Parallèlement, la FIQ se dit aussi très préoccupée par le budget Bachand, le projet de Loi 100. «Normalement, les syndiqués négocient et les cadres profitent des bénéfices ensuite. Là, avec ce projet de loi, les conditions salariales des cadres sont fixées. Le gouvernement a-t-il l’intention de faire de même avec les syndiqués?»

La FIQ perçoit ce projet de loi comme une menace, un décret mal déguisé, ni plus ni moins. «Le projet de loi est clair, même si des conditions de travail sont négociées dans les conventions, c’est la loi qui s’applique. Pour nous, c’est clair qu’il y a des craintes», confirme-t-elle en précisant que la FIQ étudie actuellement le dossier.

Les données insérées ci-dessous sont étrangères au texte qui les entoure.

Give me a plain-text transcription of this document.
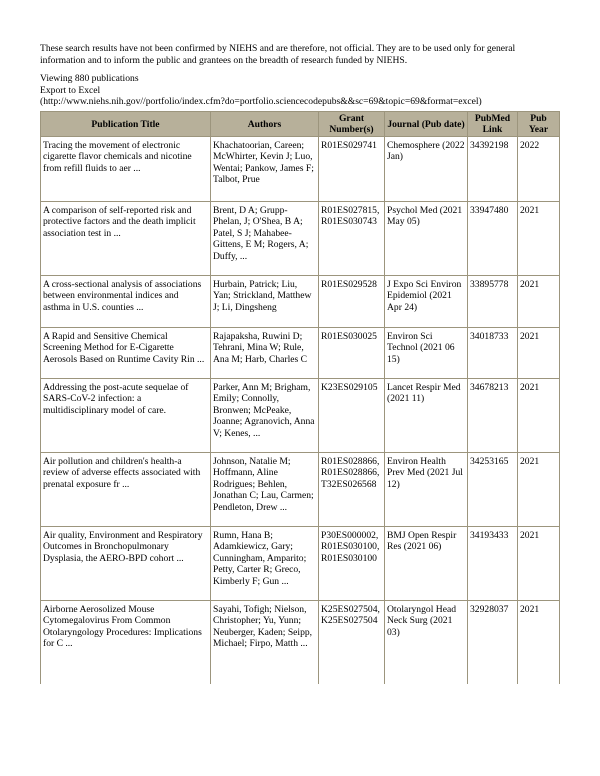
These search results have not been confirmed by NIEHS and are therefore, not official. They are to be used only for general information and to inform the public and grantees on the breadth of research funded by NIEHS.
Viewing 880 publications
Export to Excel
(http://www.niehs.nih.gov//portfolio/index.cfm?do=portfolio.sciencecodepubs&&sc=69&topic=69&format=excel)
Publication Title	Authors	Grant Number(s)	Journal (Pub date)	PubMed Link	Pub Year
Tracing the movement of electronic cigarette flavor chemicals and nicotine from refill fluids to aer ...	Khachatoorian, Careen; McWhirter, Kevin J; Luo, Wentai; Pankow, James F; Talbot, Prue	R01ES029741	Chemosphere (2022 Jan)	34392198	2022
A comparison of self-reported risk and protective factors and the death implicit association test in ...	Brent, D A; Grupp-Phelan, J; O'Shea, B A; Patel, S J; Mahabee-Gittens, E M; Rogers, A; Duffy, ...	R01ES027815, R01ES030743	Psychol Med (2021 May 05)	33947480	2021
A cross-sectional analysis of associations between environmental indices and asthma in U.S. counties ...	Hurbain, Patrick; Liu, Yan; Strickland, Matthew J; Li, Dingsheng	R01ES029528	J Expo Sci Environ Epidemiol (2021 Apr 24)	33895778	2021
A Rapid and Sensitive Chemical Screening Method for E-Cigarette Aerosols Based on Runtime Cavity Rin ...	Rajapaksha, Ruwini D; Tehrani, Mina W; Rule, Ana M; Harb, Charles C	R01ES030025	Environ Sci Technol (2021 06 15)	34018733	2021
Addressing the post-acute sequelae of SARS-CoV-2 infection: a multidisciplinary model of care.	Parker, Ann M; Brigham, Emily; Connolly, Bronwen; McPeake, Joanne; Agranovich, Anna V; Kenes, ...	K23ES029105	Lancet Respir Med (2021 11)	34678213	2021
Air pollution and children's health-a review of adverse effects associated with prenatal exposure fr ...	Johnson, Natalie M; Hoffmann, Aline Rodrigues; Behlen, Jonathan C; Lau, Carmen; Pendleton, Drew ...	R01ES028866, R01ES028866, T32ES026568	Environ Health Prev Med (2021 Jul 12)	34253165	2021
Air quality, Environment and Respiratory Outcomes in Bronchopulmonary Dysplasia, the AERO-BPD cohort ...	Rumn, Hana B; Adamkiewicz, Gary; Cunningham, Amparito; Petty, Carter R; Greco, Kimberly F; Gun ...	P30ES000002, R01ES030100, R01ES030100	BMJ Open Respir Res (2021 06)	34193433	2021
Airborne Aerosolized Mouse Cytomegalovirus From Common Otolaryngology Procedures: Implications for C ...	Sayahi, Tofigh; Nielson, Christopher; Yu, Yunn; Neuberger, Kaden; Seipp, Michael; Firpo, Matth ...	K25ES027504, K25ES027504	Otolaryngol Head Neck Surg (2021 03)	32928037	2021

Elle ajoute que des répercussions évidentes sont à prévoir, notamment quant à la réduction des effectifs. «Si on coupe par exemple un commis ou une réceptionniste, pour nos unités de travail, ça signifie une surcharge de plus. Qui va faire leur job pensez-vous?»

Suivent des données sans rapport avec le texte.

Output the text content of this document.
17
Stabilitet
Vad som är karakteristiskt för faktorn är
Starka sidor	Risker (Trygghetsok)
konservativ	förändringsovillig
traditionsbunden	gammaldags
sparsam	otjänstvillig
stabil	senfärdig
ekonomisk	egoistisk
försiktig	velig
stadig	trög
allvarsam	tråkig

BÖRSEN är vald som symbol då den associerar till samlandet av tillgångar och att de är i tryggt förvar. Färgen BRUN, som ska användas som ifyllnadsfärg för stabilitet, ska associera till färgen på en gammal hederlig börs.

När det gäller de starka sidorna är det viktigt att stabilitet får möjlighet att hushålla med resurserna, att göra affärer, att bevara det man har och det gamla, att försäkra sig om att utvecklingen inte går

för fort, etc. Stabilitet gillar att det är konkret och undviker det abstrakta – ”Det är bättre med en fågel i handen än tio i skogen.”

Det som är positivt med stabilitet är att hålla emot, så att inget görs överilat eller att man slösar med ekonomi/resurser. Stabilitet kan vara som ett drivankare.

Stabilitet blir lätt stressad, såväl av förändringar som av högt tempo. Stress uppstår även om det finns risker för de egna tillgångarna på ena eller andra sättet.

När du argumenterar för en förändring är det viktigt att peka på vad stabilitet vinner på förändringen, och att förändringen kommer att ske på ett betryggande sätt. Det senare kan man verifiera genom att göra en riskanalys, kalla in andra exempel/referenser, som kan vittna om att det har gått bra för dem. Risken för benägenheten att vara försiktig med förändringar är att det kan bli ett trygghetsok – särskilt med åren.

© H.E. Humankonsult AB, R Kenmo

Par ailleurs, les réductions de 25% exigées quant à la publicité, aux frais de déplacement et de formation inquiètent. «C’est la question de la formation qui nous touche. Dans le jargon, c’est du maintien des compétences dont il s’agit. Ça me semble assez clair: alors qu’il est déjà difficile d’assurer de la formation continue des infirmières en raison du manque de main-d’œuvre, on va devoir composer en plus avec des coupures. Ça ne fait pas de sens!»

La présidente confirme que la FIQ travaille actuellement à la préparation d’un plan d’action qui devrait être soumis dans les prochains jours aux délégués. «On va user d’imagination pour mettre toute la pression qu’il faut sur ce gouvernement, croyez-moi!»